Eyefluence: Envisioning Solutions

Author
Elizabeth V. Grace
Region
North America
Topic
Accounting & Finance
Entrepreneurship
Length
17 pages
Keywords
entrepreneur
financing
Financial Valuation
Assistive Technology
Student Price
$4.00
Target Audience
Graduate Students
Undergraduate Students

Peter Lycurgus had an opportunity to invest in Eyefluence, a start-up venture whose eye-tracking technology allowed individuals to operate digitally controlled devices through eye movements.

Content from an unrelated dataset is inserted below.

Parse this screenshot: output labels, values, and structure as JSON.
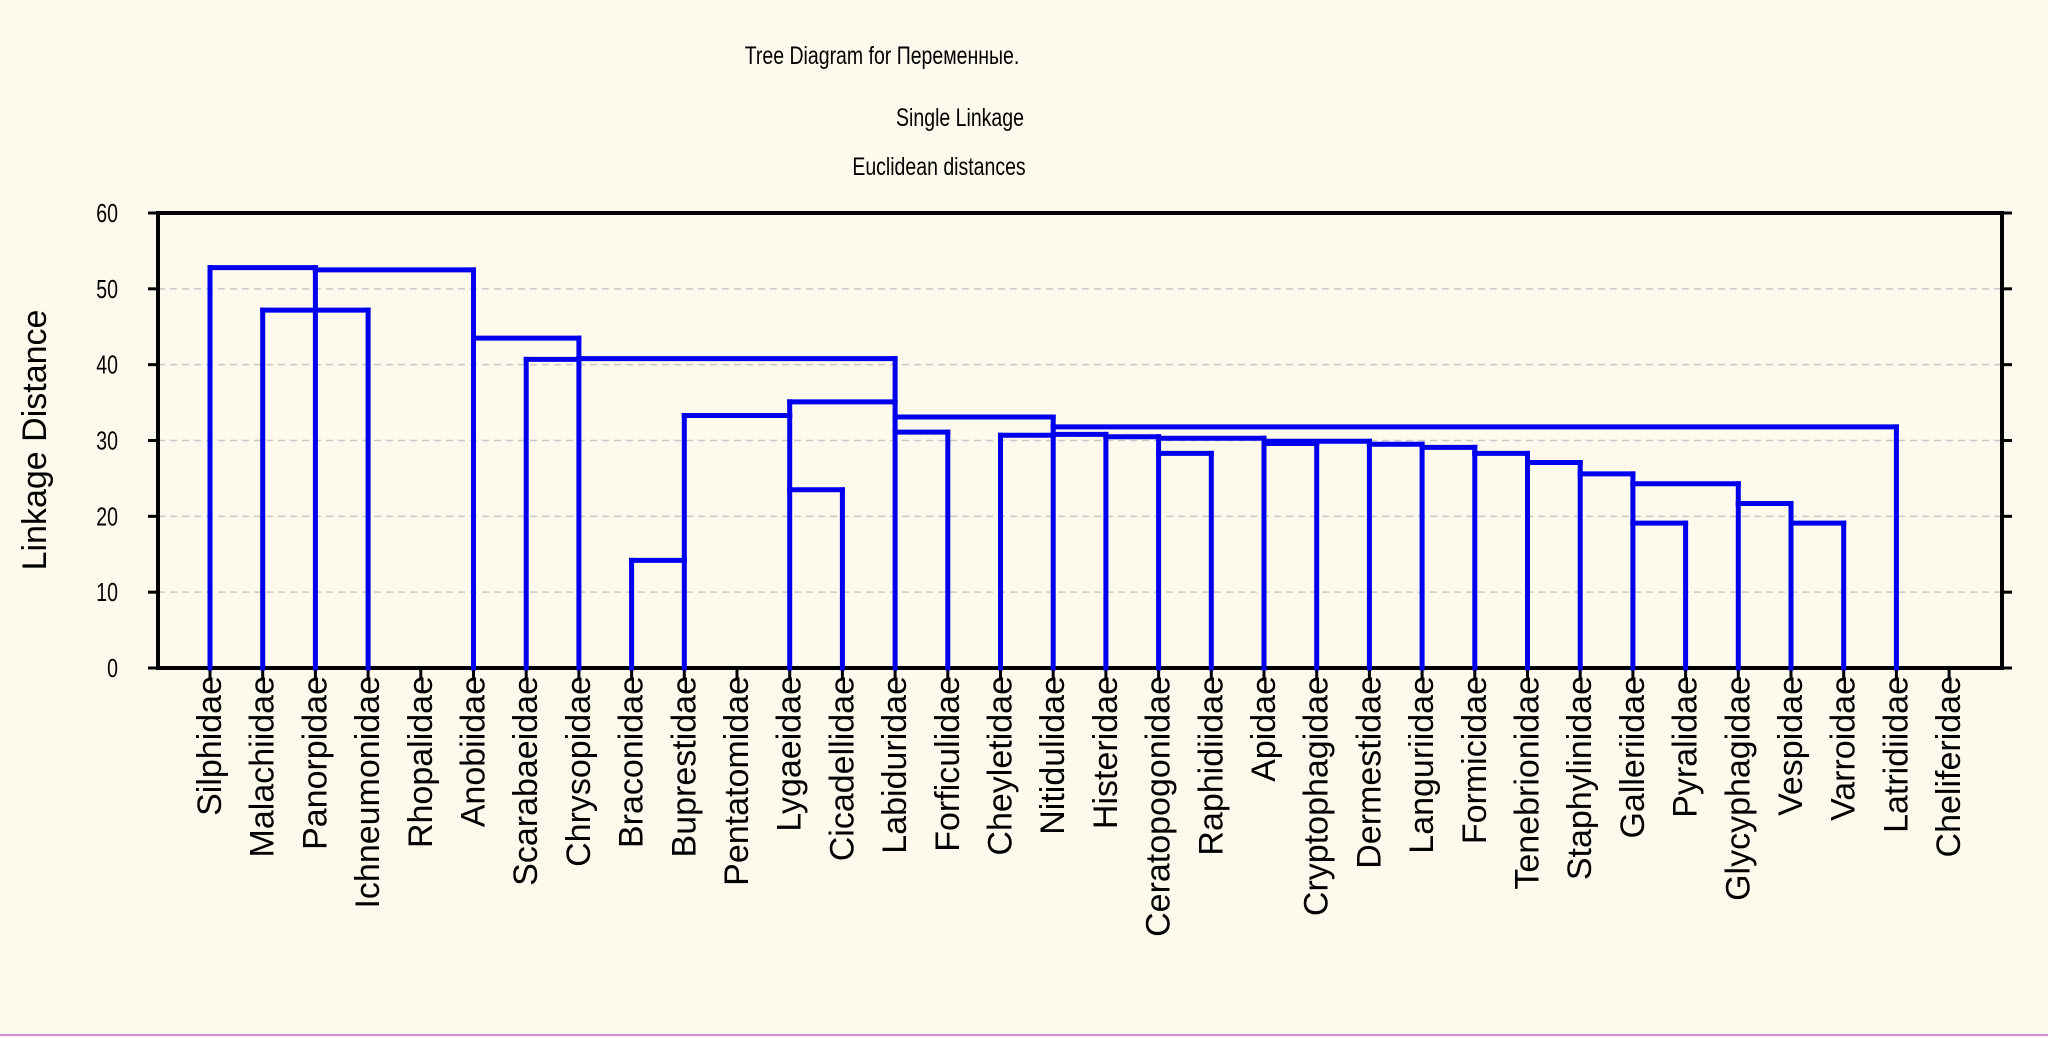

Eyefluence needed financing to refine its technology with added capabilities, produce the first small production run, and increase market awareness of the product.  Peter had previously invested in Series A and B funding for several early-stage technology companies and worked in technology himself before retiring with multiple sclerosis.  He had seen Eyefluence’s prototype glasses demonstrated and now contemplated whether to provide early-stage funding for a firm whose first target was the assistive technology market.  Should he invest in Eyefluence in the first rounds of financing? If so, what was the company worth?  The firm would likely need additional financing.  Would he need to consider investing in later rounds too?

Learning Outcomes

After completing the case, students should be able to: 

1. Articulate potential sources and rounds of financing for a start-up firm. 

2. Weigh critical success factors for an early-stage venture. 

3. Examine assumptions and data needed to calculate a venture’s valuation. 

4. Apply market multiples, discounted cash flow, and venture capital valuation models. 

5. Critique assumptions and firm valuations.